Cuántas veces pensamos que somos únicos, o en la importancia infinita de todo cuanto hacemos, que somos insustituibles en un lugar o en el corazón de alguien… y luego llega el aviso de la pálida dama y descubrimos una vez más que todo es mentira.

La sola mentira a la que no renuncio es la de ser irremplazable dentro de aquellos a los que amamos y que nos aman. Creo firmemente que puede ser cierto. Si morimos sin dejar un vacío dentro de otro ser humano es que nuestra vida no ha valido la pena. Aunque nuestro viudo o viuda vuelva a amar, aunque nuestros hijos y familiares continúen con su vida… debe haber algo que siempre recuerde que alguien estuvo ahí, como el cerco de la taza caliente sobre el cristal de la mesa, como el olor de los cajones donde un día se guardaron nuestras pertenencias, el tacto de las hojas de los libros que ya pasaron nuestros dedos, una mirada en alguna foto, e incluso el eco de nuestra risa en el barranco de algún recuerdo. Algo queda. Debe quedar.

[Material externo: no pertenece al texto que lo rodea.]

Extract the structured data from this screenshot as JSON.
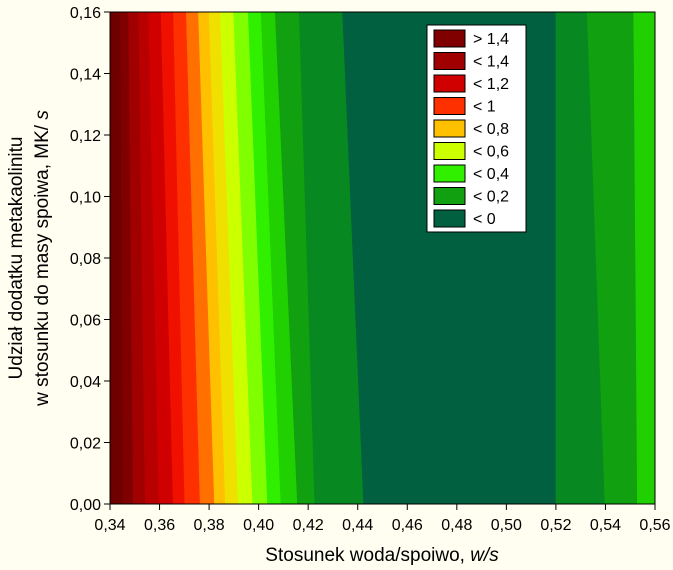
{
  "chart_data": {
    "type": "heatmap",
    "subtype": "filled-contour",
    "xlabel_prefix": "Stosunek woda/spoiwo, ",
    "xlabel_italic": "w/s",
    "ylabel_line1": "Udział dodatku metakaolinitu",
    "ylabel_line2_prefix": "w stosunku do masy spoiwa, MK/",
    "ylabel_line2_italic": " s",
    "xlim": [
      0.34,
      0.56
    ],
    "ylim": [
      0.0,
      0.16
    ],
    "x_ticks": [
      0.34,
      0.36,
      0.38,
      0.4,
      0.42,
      0.44,
      0.46,
      0.48,
      0.5,
      0.52,
      0.54,
      0.56
    ],
    "x_tick_labels": [
      "0,34",
      "0,36",
      "0,38",
      "0,40",
      "0,42",
      "0,44",
      "0,46",
      "0,48",
      "0,50",
      "0,52",
      "0,54",
      "0,56"
    ],
    "y_ticks": [
      0.0,
      0.02,
      0.04,
      0.06,
      0.08,
      0.1,
      0.12,
      0.14,
      0.16
    ],
    "y_tick_labels": [
      "0,00",
      "0,02",
      "0,04",
      "0,06",
      "0,08",
      "0,10",
      "0,12",
      "0,14",
      "0,16"
    ],
    "legend_position": "top-right",
    "legend": [
      {
        "label": "> 1,4",
        "color": "#800000"
      },
      {
        "label": "< 1,4",
        "color": "#A00000"
      },
      {
        "label": "< 1,2",
        "color": "#D00000"
      },
      {
        "label": "< 1",
        "color": "#FF3000"
      },
      {
        "label": "< 0,8",
        "color": "#FFC000"
      },
      {
        "label": "< 0,6",
        "color": "#CCFF00"
      },
      {
        "label": "< 0,4",
        "color": "#30F000"
      },
      {
        "label": "< 0,2",
        "color": "#10A010"
      },
      {
        "label": "< 0",
        "color": "#006040"
      }
    ],
    "bands": [
      {
        "color": "#6E0000",
        "x_top": 0.34,
        "x_bottom": 0.34
      },
      {
        "color": "#800000",
        "x_top": 0.3442,
        "x_bottom": 0.3453
      },
      {
        "color": "#A00000",
        "x_top": 0.3475,
        "x_bottom": 0.3494
      },
      {
        "color": "#B80000",
        "x_top": 0.3516,
        "x_bottom": 0.3542
      },
      {
        "color": "#D00000",
        "x_top": 0.3556,
        "x_bottom": 0.3598
      },
      {
        "color": "#F01000",
        "x_top": 0.3606,
        "x_bottom": 0.3655
      },
      {
        "color": "#FF3000",
        "x_top": 0.3656,
        "x_bottom": 0.3702
      },
      {
        "color": "#FF7000",
        "x_top": 0.3708,
        "x_bottom": 0.3764
      },
      {
        "color": "#FFC000",
        "x_top": 0.3757,
        "x_bottom": 0.3822
      },
      {
        "color": "#F0E000",
        "x_top": 0.38,
        "x_bottom": 0.3866
      },
      {
        "color": "#CCFF00",
        "x_top": 0.3845,
        "x_bottom": 0.3918
      },
      {
        "color": "#80FF00",
        "x_top": 0.3899,
        "x_bottom": 0.3976
      },
      {
        "color": "#30F000",
        "x_top": 0.3958,
        "x_bottom": 0.4036
      },
      {
        "color": "#20D000",
        "x_top": 0.401,
        "x_bottom": 0.409
      },
      {
        "color": "#10A010",
        "x_top": 0.4067,
        "x_bottom": 0.4157
      },
      {
        "color": "#088820",
        "x_top": 0.4164,
        "x_bottom": 0.4227
      },
      {
        "color": "#006040",
        "x_top": 0.4339,
        "x_bottom": 0.4424
      },
      {
        "color": "#088820",
        "x_top": 0.52,
        "x_bottom": 0.52
      },
      {
        "color": "#10A010",
        "x_top": 0.5326,
        "x_bottom": 0.5398
      },
      {
        "color": "#20D000",
        "x_top": 0.5514,
        "x_bottom": 0.5529
      }
    ]
  }
}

Pero si que es inevitable sentirse pequeño, inútil y desvalido ante la inminencia de la nada, de no existir. Nuestro trabajo en el mundo, nuestros desvelos, todo lo que llenó nuestros días se hace insignificante, provocando un pánico que nadie puede comprender o superar. En esos momentos, como digo, el único consuelo posible es saber que algo de nosotros permanecerá en lo más profundo de quién nos amó. Así debe ser y así será.